Prancha botânica de Dianthus cintranus subsp. cintranus com tufo de folhas estreitas, caules lenhosos baixos e flores rosa de pétalas serradas
Perene Exigente

Cravo-de-Sintra

Dianthus cintranus subsp. cintranus · Caryophyllaceae

Cravo endémico do litoral de Sintra, classificado Em Perigo em Portugal continental, cuja propagação se restringe a programas autorizados e rastreáveis.

ExposiçãoSol costeiro e vento, com humidade atlântica
ÁguaBaixa; neblina e chuva sazonal sem saturação
CicloCaméfito perene de base lenhosa
SoloRocha e solo raso costeiro, mineral e drenado
pH5,5–7,5
EspaçoDefinido por estudo de população

Do início ao estabelecimento

Como plantar

  1. Tratar como espécie ameaçada

    Não recolha flores, estacas ou sementes e não aceite material sem documento da entidade responsável.

  2. Preservar estrutura genética

    O protocolo deve definir fundadores, cruzamentos, tamanho efetivo e separação de outras subespécies.

  3. Imitar o litoral de origem

    Use rocha mineral, vento controlado, salpico indireto e humidade atmosférica, sem criar solo de jardim fértil.

  4. Liberar apenas por decisão formal

    Nenhuma planta ex situ deve ser colocada na natureza sem avaliação sanitária, genética e autorização.

Janelas nacionais

Calendário

Plantar
JanFevMarAbrMaiJunJulAgoSetOutNovDez

Estas são janelas de referência. Atrase com geada e altitude; antecipe em encostas quentes e zonas costeiras suaves.

Depois de plantar

Cuidados essenciais

Conservar a forma natural

Não selecionar flores maiores, cores distintas ou porte compacto como numa cultivar ornamental.

Impedir cruzamentos

Isole de outros Dianthus e sincronize acesso de polinizadores segundo o plano de reprodução.

Arquivar sementes duplicadas

Quando autorizado, mantenha lotes secos com testes de viabilidade e duplicação em banco reconhecido.
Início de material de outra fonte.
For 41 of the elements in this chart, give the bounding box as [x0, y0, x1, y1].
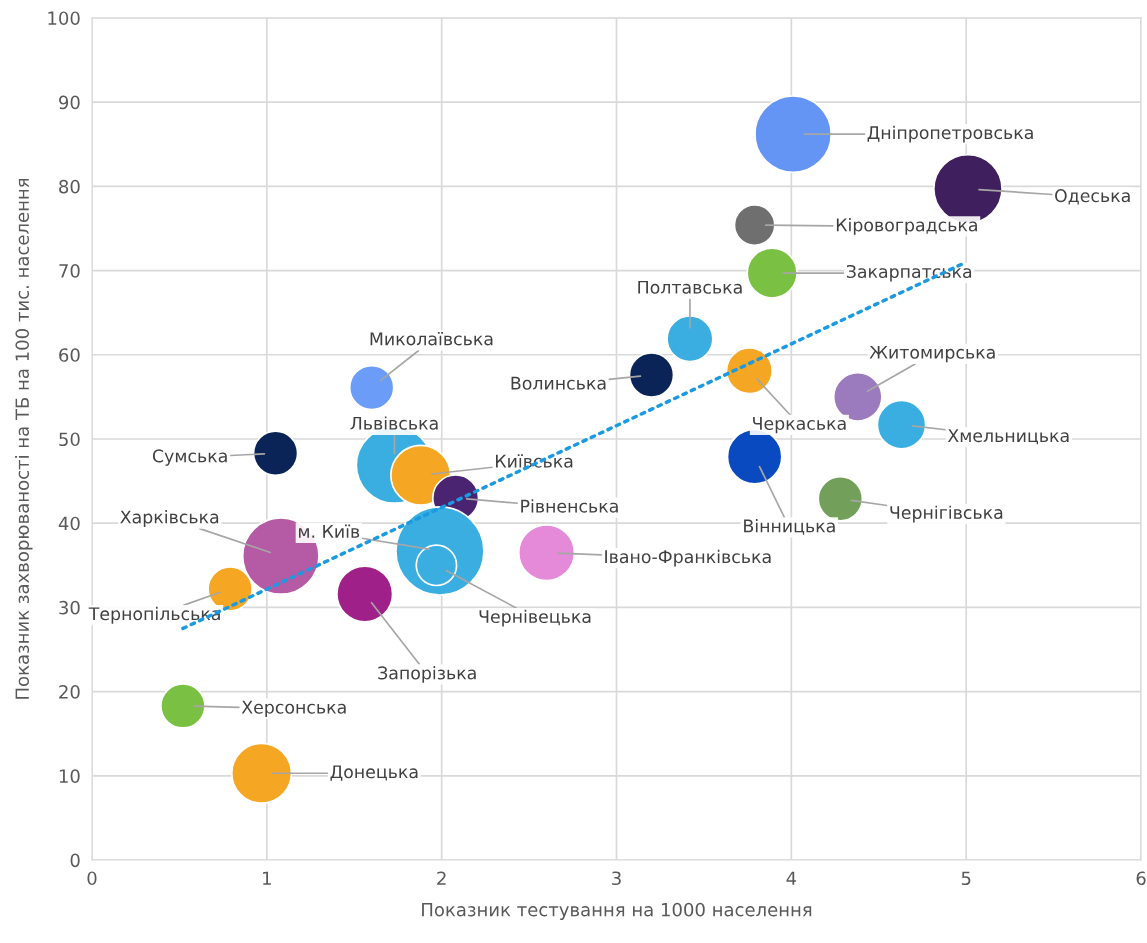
text: Херсонська	[241, 700, 346, 718]
series-label: Харківська	[120, 510, 219, 527]
series-label: Волинська	[511, 376, 606, 390]
text: Донецька	[330, 765, 418, 781]
series-label: Житомирська	[869, 345, 995, 363]
text: Одеська	[1055, 189, 1130, 205]
y-tick-label: 50	[59, 432, 80, 447]
y-tick-label: 40	[58, 516, 80, 531]
y-tick-label: 0	[70, 853, 80, 868]
y-tick-label: 10	[59, 769, 80, 783]
series-label: Полтавська	[638, 280, 742, 294]
y-tick-label: 100	[48, 11, 80, 26]
x-tick-label: 6	[1136, 871, 1146, 886]
y-tick-label: 30	[59, 600, 80, 615]
x-tick-label: 1	[263, 871, 271, 885]
series-label: Хмельницька	[947, 429, 1069, 445]
series-label: Івано-Франківська	[605, 549, 771, 567]
y-axis-title: Показник захворюваності на ТБ на 100 тис. населення	[15, 178, 33, 699]
text: Кіровоградська	[836, 218, 977, 235]
y-tick-label: 80	[59, 179, 80, 194]
x-tick-label: 2	[437, 871, 446, 885]
y-tick-label: 70	[59, 264, 80, 278]
text: Дніпропетровська	[867, 125, 1033, 143]
series-label: Чернігівська	[890, 505, 1003, 523]
text: Рівненська	[521, 499, 618, 513]
x-tick-label: 3	[612, 871, 621, 886]
series-label: Львівська	[350, 416, 438, 430]
y-tick-label: 60	[59, 348, 80, 362]
y-tick-label: 20	[59, 685, 80, 699]
y-tick-label: 90	[59, 95, 80, 110]
x-tick-label: 0	[87, 871, 97, 886]
x-tick-label: 5	[961, 871, 971, 886]
text: Вінницька	[744, 519, 835, 535]
series-label: Черкаська	[753, 417, 846, 434]
x-axis-title: Показник тестування на 1000 населення	[422, 902, 812, 920]
text: м. Київ	[298, 524, 360, 538]
series-label: Сумська	[152, 449, 227, 466]
text: Запорізька	[378, 666, 476, 683]
series-label: Миколаївська	[370, 332, 493, 346]
text: Чернівецька	[479, 609, 591, 627]
x-tick-label: 4	[786, 871, 797, 885]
Diagnóstico antes de tratar

Problemas frequentes

ProblemaComo reconhecerPrimeira resposta
Contaminação genéticaOutros cravos florescem perto ou há etiquetas de subespécie incompletas.Suspender polinização e sementes e solicitar auditoria genética ou taxonómica.
Excesso de fertilidadeCaules moles, tombados e maior incidência de podridão.Reduzir azoto e reproduzir solo raso e mineral do habitat.
Destino não autorizadoPedido de planta para jardim, troca privada ou “reforço” informal.Recusar transferência e encaminhar para o ICNF ou instituição responsável.
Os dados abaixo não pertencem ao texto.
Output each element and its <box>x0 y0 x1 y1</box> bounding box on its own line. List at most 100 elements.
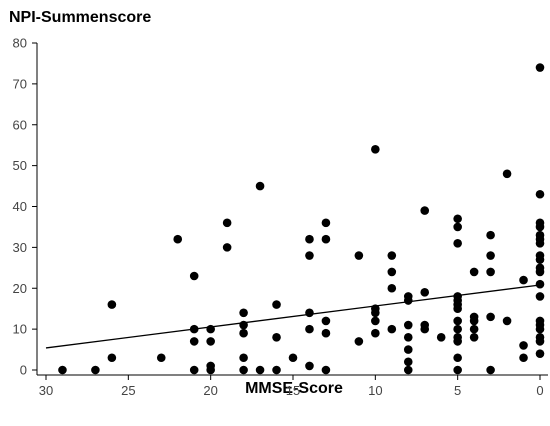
data-point <box>453 324 462 334</box>
data-point <box>371 144 380 154</box>
y-tick-label: 0 <box>20 363 27 378</box>
data-point <box>58 365 67 375</box>
y-axis-title: NPI-Summenscore <box>9 9 151 26</box>
data-point <box>387 283 397 293</box>
data-point <box>535 337 545 346</box>
x-axis-title: MMSE-Score <box>245 380 343 397</box>
y-tick-label: 60 <box>13 117 27 132</box>
data-point <box>255 181 265 191</box>
data-point <box>222 243 232 252</box>
data-point <box>535 189 545 199</box>
data-point <box>239 353 248 363</box>
data-point <box>453 365 462 375</box>
data-point <box>239 328 248 338</box>
data-point <box>453 222 462 232</box>
data-point <box>321 316 331 326</box>
data-point <box>387 267 397 277</box>
x-tick-label: 25 <box>121 383 135 398</box>
x-tick-label: 0 <box>536 383 543 398</box>
data-point <box>239 308 248 318</box>
data-point <box>321 365 331 375</box>
data-point <box>453 337 462 346</box>
x-tick-label: 20 <box>203 383 217 398</box>
data-point <box>305 234 314 244</box>
data-point <box>91 365 100 375</box>
data-point <box>173 234 183 244</box>
x-tick-label: 10 <box>368 383 382 398</box>
data-point <box>272 300 281 309</box>
data-point <box>519 353 528 363</box>
data-point <box>206 337 215 346</box>
data-point <box>519 341 528 350</box>
data-point <box>189 337 199 346</box>
data-point <box>156 353 166 363</box>
data-point <box>453 238 462 248</box>
data-point <box>387 324 397 334</box>
data-point <box>107 300 117 309</box>
y-tick-label: 40 <box>13 199 27 214</box>
data-point <box>403 320 413 330</box>
data-point <box>305 324 314 334</box>
data-point <box>486 267 495 277</box>
data-point <box>387 251 397 260</box>
trend-line <box>45 284 541 349</box>
y-tick-label: 30 <box>13 240 27 255</box>
data-point <box>371 308 380 318</box>
data-point <box>305 361 314 371</box>
data-point <box>535 255 545 264</box>
data-point <box>321 328 331 338</box>
data-point <box>272 333 281 342</box>
data-point <box>272 365 281 375</box>
y-tick-label: 50 <box>13 158 27 173</box>
data-point <box>403 296 413 305</box>
x-tick-label: 15 <box>286 383 300 398</box>
data-point <box>469 316 479 326</box>
data-point <box>403 357 413 367</box>
data-point <box>486 230 495 240</box>
data-point <box>469 333 479 342</box>
data-points <box>58 63 545 375</box>
y-tick-label: 10 <box>13 322 27 337</box>
data-point <box>420 288 430 297</box>
data-point <box>288 353 298 363</box>
data-point <box>403 365 413 375</box>
data-point <box>420 324 430 334</box>
data-point <box>403 333 413 342</box>
y-tick-label: 20 <box>13 281 27 296</box>
data-point <box>371 316 380 326</box>
data-point <box>519 275 528 285</box>
data-point <box>535 63 545 72</box>
data-point <box>502 169 512 179</box>
x-tick-label: 5 <box>454 383 461 398</box>
x-axis-ticks: 30 25 20 15 10 5 0 <box>39 375 544 398</box>
data-point <box>535 292 545 301</box>
data-point <box>321 218 331 228</box>
data-point <box>189 271 199 281</box>
data-point <box>239 365 248 375</box>
data-point <box>486 251 495 260</box>
data-point <box>321 234 331 244</box>
data-point <box>107 353 117 363</box>
data-point <box>206 365 215 375</box>
data-point <box>535 349 545 358</box>
data-point <box>469 324 479 334</box>
data-point <box>469 267 479 277</box>
data-point <box>305 308 314 318</box>
data-point <box>189 365 199 375</box>
data-point <box>486 312 495 322</box>
data-point <box>453 214 462 224</box>
data-point <box>371 328 380 338</box>
data-point <box>535 279 545 289</box>
data-point <box>420 206 430 215</box>
data-point <box>255 365 265 375</box>
data-point <box>453 316 462 326</box>
data-point <box>354 251 364 260</box>
data-point <box>354 337 364 346</box>
x-tick-label: 30 <box>39 383 53 398</box>
y-tick-label: 70 <box>13 76 27 91</box>
y-tick-label: 80 <box>13 36 27 51</box>
data-point <box>535 238 545 248</box>
data-point <box>535 222 545 232</box>
data-point <box>403 345 413 354</box>
data-point <box>436 333 446 342</box>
A presença no catálogo é educativa. O cravo-de-Sintra não deve ser tratado como ornamental disponível nem deslocado entre populações ou jardins.

Contexto português

Adequação regional

Norte litoral Fora da distribuição de conservação; apenas coleção científica licenciada e contida.
Norte interior Fora da distribuição natural; sem translocação por semelhança climática ou geológica.
Centro litoral Pode incluir núcleos regionais específicos, mas toda intervenção depende de plano e autorização.
Centro interior Fora do núcleo conhecido; não criar populações artificiais em serras semelhantes.
Lisboa e Vale do Tejo Região central da ocorrência conhecida, mas recolha, propagação e reforço exigem autoridade competente.
Alentejo Só onde a ocorrência natural esteja documentada e dentro de projeto formal de conservação.
Algarve Não introduzir fora dos núcleos naturais mesmo em calcário aparentemente compatível.
Açores Nunca introduzir endemismo continental nos Açores; manter biossegurança da flora insular.
Madeira Nunca introduzir endemismo continental na Madeira; conservar separação biogeográfica.